Situé dans la première partie du roman, le texte proposé constitue un topos de la rencontre
amoureuse.
Extrait étudié
J’avais marqué le temps de mon départ d’Amiens. Hélas ! que ne le marquai-je un jour plus
tôt ! j’aurais porté chez mon père toute mon innocence. La veille même de celui que je
devais quitter cette ville, étant à me promener avec mon ami, qui s’appelait Tiberge, nous
vîmes arriver le coche d’Arras, et nous le suivîmes jusqu’à l’hôtellerie où ces voitures
descendent. Nous n’avions pas d’autre motif que la curiosité. Il en sortit quelques femmes
qui se retirèrent aussitôt ; mais il en resta une, fort jeune, qui s’arrêta seule dans la cour,
pendant qu’un homme d’un âge avancé, qui paraissait lui servir de conducteur, s’empressait
de faire tirer son équipage des paniers. Elle me parut si charmante, que moi, qui n’avais
jamais pensé à la différence des sexes, ni regardé une fille avec un peu d’attention ; moi, dis-
je, dont tout le monde admirait la sagesse et la retenue, je me trouvai enflammé tout d’un
coup jusqu’au transport. J’avais le défaut d’être excessivement timide et facile à
déconcerter ; mais, loin d’être arrêté alors par cette faiblesse, je m’avançai vers la maîtresse
de mon cœur.
Quoiqu’elle fût encore moins âgée que moi, elle reçut mes politesses sans paraître
embarrassée. Je lui demandai ce qui l’amenait à Amiens, et si elle y avait quelques personnes
de connaissance. Elle me répondit ingénument qu’elle y était envoyée par ses parents pour
être religieuse. L’amour me rendait déjà si éclairé depuis un moment qu’il était dans mon
cœur, que je regardai ce dessein comme un coup mortel pour mes désirs. Je lui parlai d’une
manière qui lui fit comprendre mes sentiments ; car elle était bien plus expérimentée que
moi : c’était malgré elle qu’on l’envoyait au couvent, pour arrêter sans doute son penchant
au plaisir, qui s’était déjà déclaré, et qui a causé dans la suite tous ses malheurs et les miens.
Problématique
En quoi cette rencontre amoureuse pose-t-elle marque le début d’une passion néfaste ?
Plan linéaire
Dans un premier mouvement, de « J’avais marqué le temps » à « aussitôt« , le chevalier Des
Grieux fait le récit rétrospectif de sa rencontre avec Manon Lescaut.

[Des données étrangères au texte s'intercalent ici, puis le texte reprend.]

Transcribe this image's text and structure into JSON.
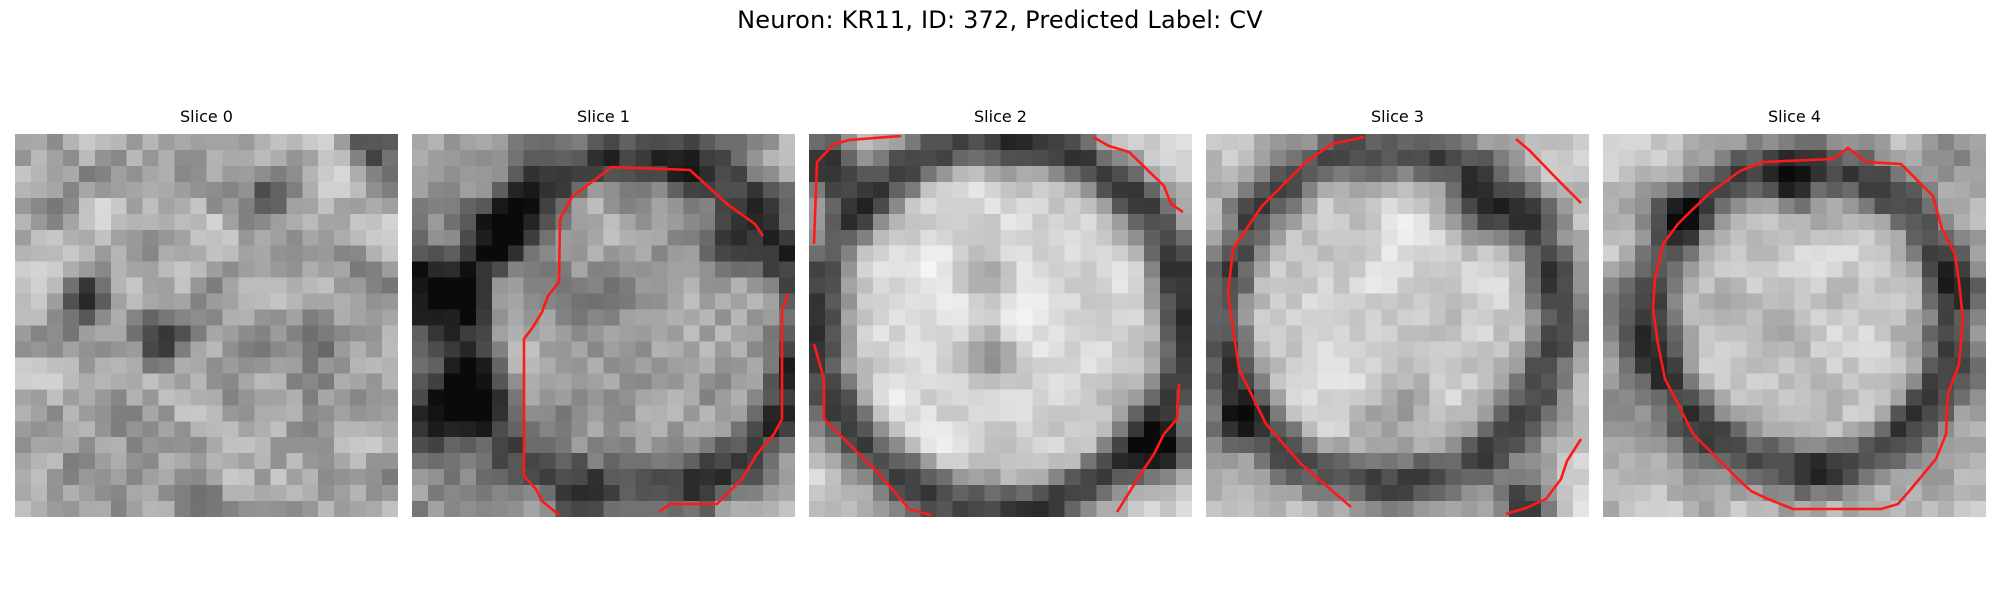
{
  "figure": {
    "title": "Neuron: KR11, ID: 372, Predicted Label: CV"
  },
  "colors": {
    "contour": "#ff1a1a",
    "background": "#ffffff"
  },
  "colormap": "grayscale",
  "panels": [
    {
      "title": "Slice 0",
      "has_contour": false
    },
    {
      "title": "Slice 1",
      "has_contour": true
    },
    {
      "title": "Slice 2",
      "has_contour": true
    },
    {
      "title": "Slice 3",
      "has_contour": true
    },
    {
      "title": "Slice 4",
      "has_contour": true
    }
  ]
}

Dans un deuxième mouvement, de « mais il en resta une » à « maîtresse de mon coeur« , il
peint la naissance du sentiment amoureux.
Dans un troisième mouvement, de « Quoiqu’elle fût encore mois âgée » à « tous ses
malheurs et les miens« , nous étudierons que cette rencontre déterminante scelle
indéniablement le destin des personnages.
Conclusion
La rencontre amoureuse racontée par le double regard d’un narrateur jeune et passionné et
d’un narrateur plus âgé et critique place le lecteur au cœur d’une histoire complexe.
Témoin de la naissance des sentiments intenses de Des Grieux, le lecteur assiste, impuissant,
aux débuts de cette passion, à l’étymologie double : à la fois source d’amour et de
souffrance, entre sentiments et interdits, la tragédie se noue déjà.